I had posted a few pictures for Marta and she responded with these lines – true from the heart and reflecting the impact that Nizamuddin Auliya’s shrine can have:
thank you so much for the pictures, I really appreciated. To live so far from Delhi sometime makes me homesick. Even if I know (and feel) His presence everywhere, I wish I could sit again in front of the shrine, and spend a night of mine just there. I am longing to touch the marble of the columns, to lie my forehead on the steps, to listen to the ghazals. So, having the pictures is a great gift for me. I had put one of them on my desktop and when I turn off my Mac I wait for the image to disappear. So thank you so much, dil se!
When I was studying in Delhi at the Jamia Millia Islamia University, I wrote a short paper on Nizamuddin, first in English and then in Urdu. I was 27 years old, very young I would say now that I am 48, and very naive. But I had already felt a strong touch in front of the Dargha, which I didn’t know how to call it yet. Many years later I started to understand my feelings, “to hear the song”, as I love to say now, but that is a long story, an all life long story.

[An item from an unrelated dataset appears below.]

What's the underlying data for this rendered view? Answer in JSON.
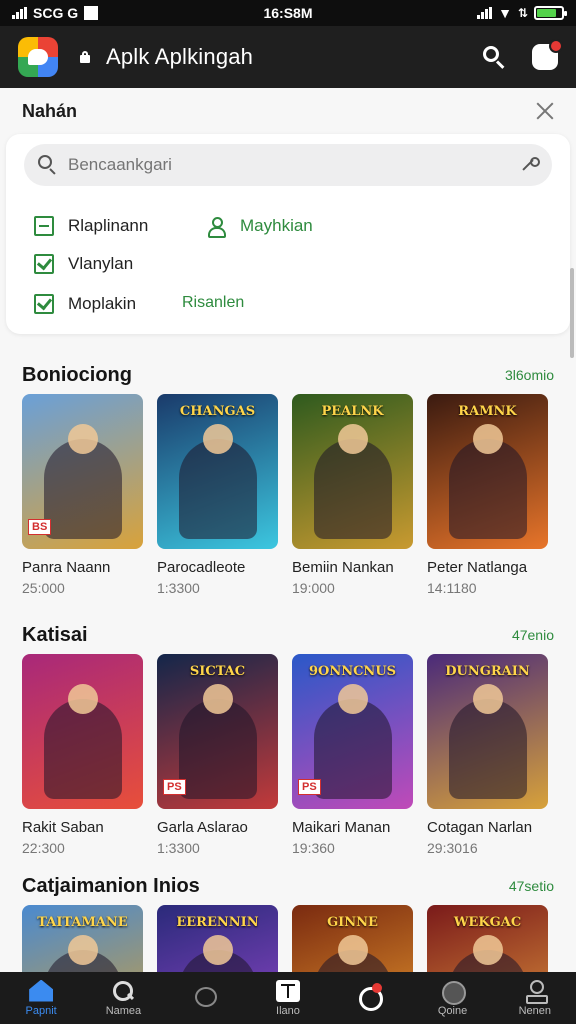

Anyhow, after delivering my paper to the University, I received a letter from the faculty asking me to present within a few days. I did, and I was received by the Chief (I don’t remember the right title) of the Urdu department. He looked at me seriously and told me: “After the first glance at your paper I was going to reject it, because I believed you had it written for you by someone else, obviously an Urdu writing Muslim. Then I looked more carefully, and noticed some recurrent mistakes that only a non-native writer could have made. That was the proof you wrote the paper yourself. But your hand really seems a Muslim hand. Or else a Saint has made the miracle”.
Since then, I have always thought the second one was the true. LOVE MAKES THINGS POSSIBLE.
If you, or anyone wish, I still have that paper in English, and I will be glad to share it on the blog. It is not very professional, it is just a glance on how a foreigner can feel sitting over there and how deep and wild can be the encounter, even for someone who is not aware of anything, as I was.
Marta, please share your paper – I am waiting for it!
Here are some interesting photos from the shrine…
I end with this lovely couplet from the most celebrated of disciples, Amir Khusrau
Khusrau baazi prem ki main khelun pi ke sung,
Jeet gayi to piya moray, haari, pi kay sung.
I, Khusrau, play the game of love with my beloved,
If I win, the beloved’s mine, defeated, I am beloved’s.